NO WRITER ATTRIBUTED

When the Middlebury Campus views with severe alarm and stoic horror the erection of such a dormitory as the proposed Varsity, now planned for the Mount Auburn regions, it ignores the havoc wrought by time and neglect. Such lavishness may at first appear too Roman for a New England college but experience has shown that the saviour of youthful virility lies in the fact that eventually the "porters" will dwindle into a lone and not over magnificent janitor; that the "maids and bellboys", if such there be, will fade into legend: that the pomp of circumstance will prove disappointingly evanescent.

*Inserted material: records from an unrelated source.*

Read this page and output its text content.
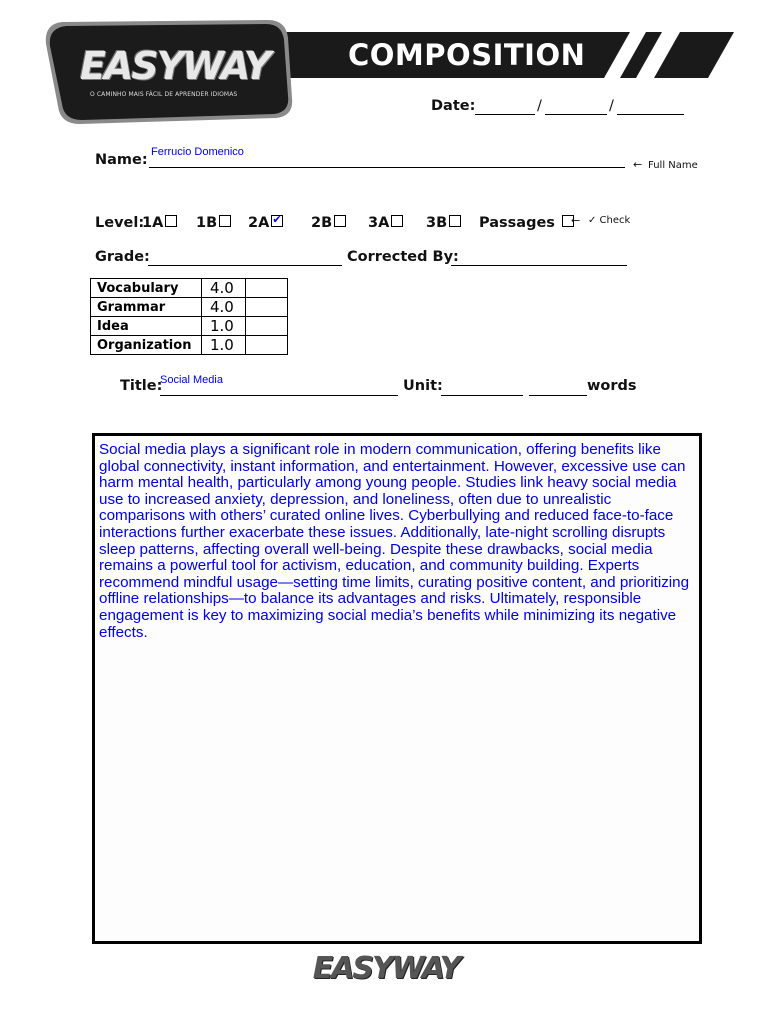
EASYWAY
O CAMINHO MAIS FÁCIL DE APRENDER IDIOMAS
COMPOSITION
Date:	/	/
Name: Ferrucio Domenico
← Full Name
Level:
1A	1B	2A ✔ 2B	3A	3B	Passages	← ✓ Check
Grade:	Corrected By:
Vocabulary	4.0	
Grammar	4.0	
Idea	1.0	
Organization	1.0	
Title:
Social Media	Unit:	words
Social media plays a significant role in modern communication, offering benefits like global connectivity, instant information, and entertainment. However, excessive use can harm mental health, particularly among young people. Studies link heavy social media use to increased anxiety, depression, and loneliness, often due to unrealistic comparisons with others’ curated online lives. Cyberbullying and reduced face-to-face interactions further exacerbate these issues. Additionally, late-night scrolling disrupts sleep patterns, affecting overall well-being. Despite these drawbacks, social media remains a powerful tool for activism, education, and community building. Experts recommend mindful usage—setting time limits, curating positive content, and prioritizing offline relationships—to balance its advantages and risks. Ultimately, responsible engagement is key to maximizing social media’s benefits while minimizing its negative effects.
EASYWAY
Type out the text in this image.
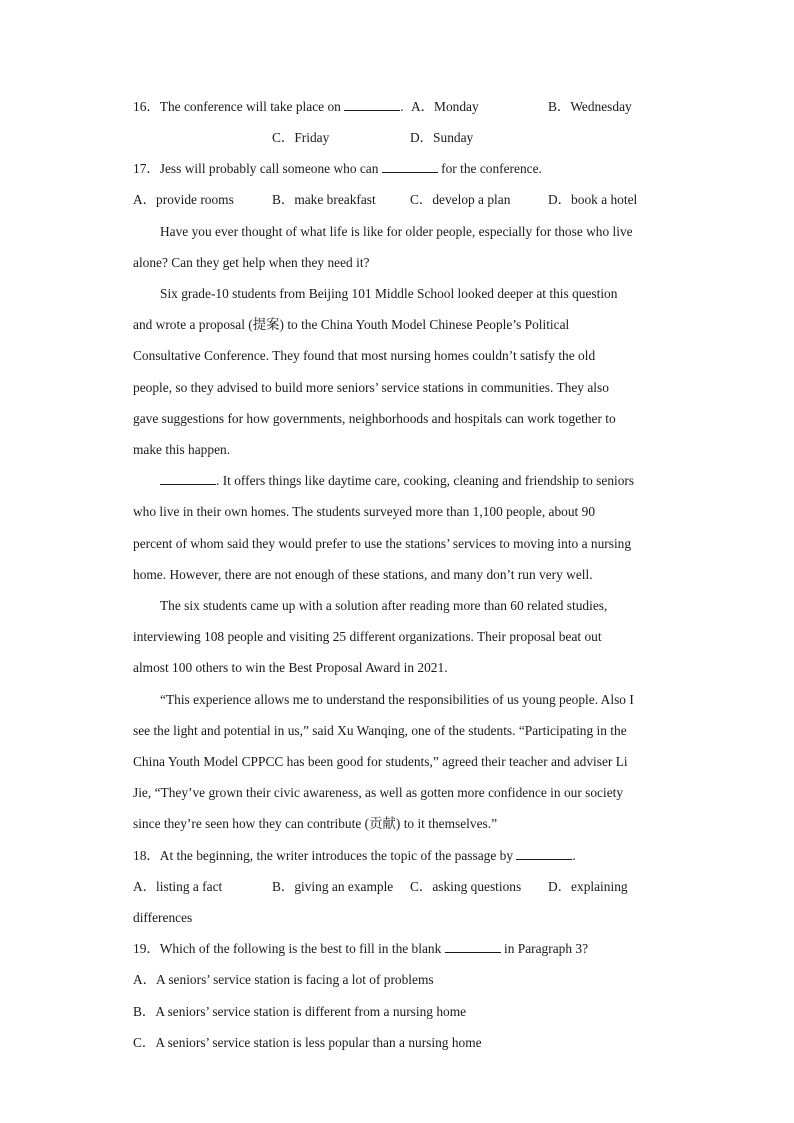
16．The conference will take place on	. A．Monday	B．Wednesday
C．Friday	D．Sunday
17．Jess will probably call someone who can	for the conference.
A．provide rooms	B．make breakfast	C．develop a plan	D．book a hotel
Have you ever thought of what life is like for older people, especially for those who live
alone? Can they get help when they need it?
Six grade-10 students from Beijing 101 Middle School looked deeper at this question
and wrote a proposal (提案) to the China Youth Model Chinese People’s Political
Consultative Conference. They found that most nursing homes couldn’t satisfy the old
people, so they advised to build more seniors’ service stations in communities. They also
gave suggestions for how governments, neighborhoods and hospitals can work together to
make this happen.
. It offers things like daytime care, cooking, cleaning and friendship to seniors
who live in their own homes. The students surveyed more than 1,100 people, about 90
percent of whom said they would prefer to use the stations’ services to moving into a nursing
home. However, there are not enough of these stations, and many don’t run very well.
The six students came up with a solution after reading more than 60 related studies,
interviewing 108 people and visiting 25 different organizations. Their proposal beat out
almost 100 others to win the Best Proposal Award in 2021.
“This experience allows me to understand the responsibilities of us young people. Also I
see the light and potential in us,” said Xu Wanqing, one of the students. “Participating in the
China Youth Model CPPCC has been good for students,” agreed their teacher and adviser Li
Jie, “They’ve grown their civic awareness, as well as gotten more confidence in our society
since they’re seen how they can contribute (贡献) to it themselves.”
18．At the beginning, the writer introduces the topic of the passage by	.
A．listing a fact	B．giving an example C．asking questions D．explaining
differences
19．Which of the following is the best to fill in the blank	in Paragraph 3?
A．A seniors’ service station is facing a lot of problems
B．A seniors’ service station is different from a nursing home
C．A seniors’ service station is less popular than a nursing home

It would be a wonderful, a marvelous, achievement if the student palaces so dear to the public indignation actually remained palatial for more than their fleeting period of youth and novelty. Harvard has no golden baths, nor did it ever have, but if it had one might safely predict that within a year they would be discovered to be brass. The brief time necessary for delapidation, and worse, to set in college dormitories would be deemed impossible to any besides those who have witnessed it. Elevators originally described as "scaling the building and laden with cargoes of students" slow their flight until it is only with agony that they manage to creep to their destinations. And there are times when they cease motion entirely leaving the inhabitants of these imposing chateaus the privilege either of walking up the dingy, tortuous flights or of remaining below stairs. Therefore such lamentations as those from Middlebury are superfluous--for it is written that every two stories of grandiloquent brick mean two of painful laboring, upward and onward; the flamboyant luxury of "student hotels" usually assume the docile modesty of college owned dormitories.